Named in the indictment are:

* Lance K. Poulsen, of Port Charlotte, Florida. Poulsen served as President, Chairman, Chief Executive Officer and an owner of NCFE.

* Donald H. Ayers, of Fort Myers, Florida, was the Vice Chairman, Chief Operating Officer, Director and an owner of NCFE.

* Rebecca S. Parrett, now in Carefree, Arizona, was the Vice Chairman, Secretary, Treasurer, Director and an owner of NCFE.

* Randolph H. Speer, now residing in Peachtree City, Georgia, was NCFE’s Chief Financial Officer.

* Roger S. Faulkenberry, now residing in Dublin, Ohio, was responsible for raising money from investors through the sale of notes.

* Jon A. Beacham, now residing in Grosse Pointe, Michigan, was also responsible for raising money from investors through the sale of notes.

* James E. Dierker, now residing in Powell, Ohio, was Associate Director of Marketing and later Vice President of Client Development at NCFE.

* James K. Happ, of Palm Beach Gardens, Florida, was a Certified Public Accountant, Vice President of Servicer Operations and later Executive Vice President for Servicer Operations.



NCFE funded healthcare providers by purchasing their accounts receivable, then providing them with cash they could use to pay operating expenses right away. NCFE raised funds by selling asset-backed notes to institutional investors. Investors received regular interest payments and a lump-sum payment when the notes were retired.



The indictment alleges that the defendants sold notes to investors with an aggregate value of $4.4 billion between May, 1998 and May, 2001.

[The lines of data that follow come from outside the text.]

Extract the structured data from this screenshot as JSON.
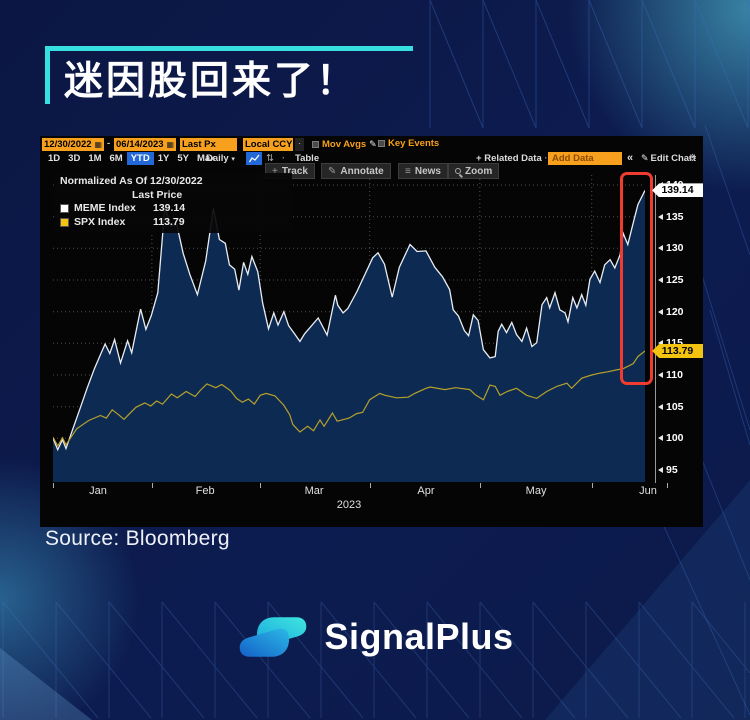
{
  "title": "迷因股回来了！",
  "source_line": "Source: Bloomberg",
  "brand_name": "SignalPlus",
  "colors": {
    "accent_cyan": "#38dfe0",
    "bloomberg_orange": "#f7a01d",
    "bloomberg_blue": "#2268d8",
    "meme_line": "#e9edf2",
    "meme_fill": "#0d2b52",
    "spx_line": "#b5a02b",
    "tag_yellow": "#f2c30f",
    "highlight_red": "#ef3b30"
  },
  "terminal": {
    "icons": {
      "calendar": "▦",
      "dropdown": "▾",
      "pencil": "✎",
      "gear": "⚙",
      "collapse": "«",
      "sort": "⇅",
      "dot": "·",
      "plus": "+",
      "news_lines": "≡"
    },
    "row1": {
      "date_from": "12/30/2022",
      "dash": "-",
      "date_to": "06/14/2023",
      "price_field": "Last Px",
      "currency": "Local CCY",
      "mov_avgs": "Mov Avgs",
      "key_events": "Key Events"
    },
    "row2": {
      "ranges": [
        "1D",
        "3D",
        "1M",
        "6M",
        "YTD",
        "1Y",
        "5Y",
        "Max"
      ],
      "active_range": "YTD",
      "frequency": "Daily",
      "table_label": "Table",
      "related_data": "Related Data",
      "add_data_placeholder": "Add Data",
      "edit_chart": "Edit Chart"
    },
    "row3": {
      "track": "Track",
      "annotate": "Annotate",
      "news": "News",
      "zoom": "Zoom"
    },
    "legend": {
      "line1": "Normalized As Of 12/30/2022",
      "line2": "Last Price",
      "items": [
        {
          "name": "MEME Index",
          "value": "139.14",
          "swatch": "#ffffff"
        },
        {
          "name": "SPX Index",
          "value": "113.79",
          "swatch": "#f2c30f"
        }
      ]
    },
    "price_tags": [
      {
        "text": "139.14",
        "value": 139.14,
        "bg": "#ffffff"
      },
      {
        "text": "113.79",
        "value": 113.79,
        "bg": "#f2c30f"
      }
    ]
  },
  "chart_data": {
    "type": "line",
    "title": "MEME Index vs SPX Index, normalized to 100 as of 12/30/2022",
    "x_range": [
      "12/30/2022",
      "06/14/2023"
    ],
    "y_min": 95,
    "y_max": 140,
    "y_ticks": [
      95,
      100,
      105,
      110,
      115,
      120,
      125,
      130,
      135,
      140
    ],
    "x_labels": [
      "Jan",
      "Feb",
      "Mar",
      "Apr",
      "May",
      "Jun"
    ],
    "x_label_pos": [
      0.076,
      0.257,
      0.441,
      0.63,
      0.816,
      1.005
    ],
    "month_boundaries": [
      0.167,
      0.35,
      0.535,
      0.721,
      0.91
    ],
    "x_tick_pos": [
      0,
      0.167,
      0.35,
      0.535,
      0.721,
      0.91,
      1.038
    ],
    "year_label": "2023",
    "grid": "dotted",
    "legend_position": "top-left",
    "series": [
      {
        "name": "MEME Index",
        "color": "#e9edf2",
        "fill": "#0d2b52",
        "last": 139.14,
        "points": [
          [
            0,
            100
          ],
          [
            0.008,
            98.2
          ],
          [
            0.016,
            99.8
          ],
          [
            0.022,
            98.4
          ],
          [
            0.034,
            101.6
          ],
          [
            0.045,
            104.5
          ],
          [
            0.058,
            108
          ],
          [
            0.07,
            111
          ],
          [
            0.08,
            113.2
          ],
          [
            0.088,
            114.9
          ],
          [
            0.096,
            113.4
          ],
          [
            0.104,
            115.6
          ],
          [
            0.114,
            111.9
          ],
          [
            0.126,
            115.4
          ],
          [
            0.133,
            113.5
          ],
          [
            0.148,
            120.4
          ],
          [
            0.157,
            117.2
          ],
          [
            0.166,
            119.4
          ],
          [
            0.177,
            123
          ],
          [
            0.189,
            136.5
          ],
          [
            0.199,
            133.5
          ],
          [
            0.209,
            133.8
          ],
          [
            0.22,
            129.2
          ],
          [
            0.231,
            125.9
          ],
          [
            0.244,
            122.7
          ],
          [
            0.258,
            128
          ],
          [
            0.271,
            136.3
          ],
          [
            0.281,
            131.4
          ],
          [
            0.291,
            130.8
          ],
          [
            0.298,
            127.4
          ],
          [
            0.307,
            126.7
          ],
          [
            0.314,
            123.4
          ],
          [
            0.322,
            127.8
          ],
          [
            0.329,
            125.9
          ],
          [
            0.336,
            128.7
          ],
          [
            0.346,
            126.3
          ],
          [
            0.354,
            121.4
          ],
          [
            0.364,
            117.3
          ],
          [
            0.373,
            119.8
          ],
          [
            0.38,
            117.9
          ],
          [
            0.39,
            120
          ],
          [
            0.398,
            117.8
          ],
          [
            0.408,
            116.5
          ],
          [
            0.417,
            115.3
          ],
          [
            0.425,
            116.5
          ],
          [
            0.448,
            119
          ],
          [
            0.463,
            116.3
          ],
          [
            0.477,
            122.6
          ],
          [
            0.481,
            121
          ],
          [
            0.49,
            119.8
          ],
          [
            0.498,
            120.5
          ],
          [
            0.513,
            123.1
          ],
          [
            0.524,
            125.3
          ],
          [
            0.54,
            128.5
          ],
          [
            0.549,
            129.3
          ],
          [
            0.56,
            127.5
          ],
          [
            0.573,
            122.3
          ],
          [
            0.585,
            127
          ],
          [
            0.603,
            130.6
          ],
          [
            0.615,
            129.5
          ],
          [
            0.63,
            129.6
          ],
          [
            0.645,
            127
          ],
          [
            0.658,
            125.5
          ],
          [
            0.67,
            123.5
          ],
          [
            0.676,
            120.3
          ],
          [
            0.685,
            119.3
          ],
          [
            0.695,
            117
          ],
          [
            0.702,
            116.2
          ],
          [
            0.71,
            119.5
          ],
          [
            0.718,
            118.6
          ],
          [
            0.727,
            114
          ],
          [
            0.738,
            112.7
          ],
          [
            0.747,
            112.9
          ],
          [
            0.752,
            116.9
          ],
          [
            0.758,
            118
          ],
          [
            0.766,
            116.7
          ],
          [
            0.775,
            118.3
          ],
          [
            0.783,
            116.4
          ],
          [
            0.792,
            115.3
          ],
          [
            0.8,
            117.4
          ],
          [
            0.809,
            114.5
          ],
          [
            0.817,
            115.1
          ],
          [
            0.826,
            121.1
          ],
          [
            0.834,
            122.2
          ],
          [
            0.839,
            120.6
          ],
          [
            0.848,
            123
          ],
          [
            0.856,
            120.3
          ],
          [
            0.865,
            119.8
          ],
          [
            0.87,
            118.4
          ],
          [
            0.878,
            122.2
          ],
          [
            0.885,
            120.6
          ],
          [
            0.893,
            122.7
          ],
          [
            0.9,
            121
          ],
          [
            0.907,
            125.1
          ],
          [
            0.915,
            126.4
          ],
          [
            0.924,
            124.6
          ],
          [
            0.932,
            127.4
          ],
          [
            0.941,
            128.2
          ],
          [
            0.949,
            126.9
          ],
          [
            0.958,
            129
          ],
          [
            0.963,
            132.4
          ],
          [
            0.971,
            130.6
          ],
          [
            0.98,
            134
          ],
          [
            0.988,
            136.9
          ],
          [
            1,
            139.14
          ]
        ]
      },
      {
        "name": "SPX Index",
        "color": "#b5a02b",
        "last": 113.79,
        "points": [
          [
            0,
            100.2
          ],
          [
            0.008,
            98.8
          ],
          [
            0.016,
            100.1
          ],
          [
            0.022,
            99
          ],
          [
            0.04,
            101.5
          ],
          [
            0.06,
            102.8
          ],
          [
            0.08,
            103.6
          ],
          [
            0.09,
            103.2
          ],
          [
            0.1,
            104.5
          ],
          [
            0.11,
            103.8
          ],
          [
            0.12,
            103
          ],
          [
            0.14,
            104.9
          ],
          [
            0.155,
            105.6
          ],
          [
            0.165,
            105.1
          ],
          [
            0.175,
            105.9
          ],
          [
            0.185,
            105.4
          ],
          [
            0.2,
            107
          ],
          [
            0.21,
            106.4
          ],
          [
            0.225,
            107.4
          ],
          [
            0.24,
            106.6
          ],
          [
            0.25,
            107.7
          ],
          [
            0.26,
            108.6
          ],
          [
            0.275,
            108
          ],
          [
            0.285,
            108.5
          ],
          [
            0.3,
            107.5
          ],
          [
            0.31,
            106.3
          ],
          [
            0.32,
            105.7
          ],
          [
            0.33,
            106.2
          ],
          [
            0.34,
            105.4
          ],
          [
            0.35,
            106.8
          ],
          [
            0.36,
            107.1
          ],
          [
            0.375,
            106.7
          ],
          [
            0.39,
            105.2
          ],
          [
            0.4,
            103.7
          ],
          [
            0.405,
            102.2
          ],
          [
            0.412,
            101.5
          ],
          [
            0.417,
            101
          ],
          [
            0.43,
            101.9
          ],
          [
            0.44,
            101.2
          ],
          [
            0.451,
            102.9
          ],
          [
            0.458,
            101.9
          ],
          [
            0.472,
            104
          ],
          [
            0.48,
            102.7
          ],
          [
            0.5,
            103.2
          ],
          [
            0.513,
            103.9
          ],
          [
            0.523,
            104.1
          ],
          [
            0.535,
            106.1
          ],
          [
            0.552,
            107.1
          ],
          [
            0.561,
            106.8
          ],
          [
            0.58,
            106.4
          ],
          [
            0.6,
            106.5
          ],
          [
            0.611,
            107.1
          ],
          [
            0.63,
            107.9
          ],
          [
            0.637,
            108.1
          ],
          [
            0.662,
            107.7
          ],
          [
            0.68,
            108
          ],
          [
            0.704,
            107.7
          ],
          [
            0.713,
            106.9
          ],
          [
            0.727,
            106.1
          ],
          [
            0.738,
            108.4
          ],
          [
            0.747,
            108.2
          ],
          [
            0.755,
            106.8
          ],
          [
            0.767,
            107.4
          ],
          [
            0.783,
            107.9
          ],
          [
            0.8,
            106.8
          ],
          [
            0.817,
            106.3
          ],
          [
            0.834,
            107.4
          ],
          [
            0.851,
            108.2
          ],
          [
            0.868,
            108.7
          ],
          [
            0.876,
            107.9
          ],
          [
            0.893,
            109.5
          ],
          [
            0.91,
            110
          ],
          [
            0.924,
            110.3
          ],
          [
            0.937,
            110.5
          ],
          [
            0.952,
            110.8
          ],
          [
            0.963,
            111
          ],
          [
            0.98,
            111.8
          ],
          [
            0.988,
            112.9
          ],
          [
            1,
            113.79
          ]
        ]
      }
    ]
  }
}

The indictment alleges that instead of investing the funds in the purchase of high quality accounts receivable as promised, the defendants diverted the funds to healthcare providers, many of whom they owned in whole or in part, creating shortfalls in account balances. They allegedly fabricated data in investor reports, double-counted money by moving it back and forth between funds, made other false statements, and loaded false data into the accounting system in order to conceal the shortfalls.



The indictment alleges that the defendants created a false and misleading picture of NCFE as a healthy, growing company in order to boost their own salaries and income.



The maximum penalty for each count of money laundering, money laundering conspiracy and wire fraud is 20 years imprisonment and a $500,000 fine. The conspiracy to violate statutes of the United States count and securities fraud counts carries a maximum penalty of five years imprisonment and a $250,000 fine.



All defendants, except for Happ, were initially indicted in May, 2006. United States District Judge Algenon L. Marbley will preside over the case which is scheduled for trial on November 5, 2007. The government does not anticipate that this superseding indictment will delay the trial.



“Large and small investors should have clear and accurate pictures of a company’s financial performance,” Lockhart said. “Today’s superseding indictment seeks to hold another individual accountable for his role in the case and streamlines the charges against the previously indicted defendants.”



Lockhart commended the cooperative investigation by the agents and inspectors of the FBI, U.S. Postal Inspection Service, IRS Criminal Investigation, and ICE. He further commended Assistant U.S. Attorneys Dale E. Williams, Jr., and Doug Squires, as well as Trial Attorneys Leo Wise and Jeffrey A. Neiman, U.S. Department of Justice, Criminal Division, Fraud Section, who are prosecuting the case.



An indictment is merely an accusation. All defendants are presumed innocent of the charges and it is the government’s burden to prove a defendant’s guilt beyond a reasonable doubt at trial.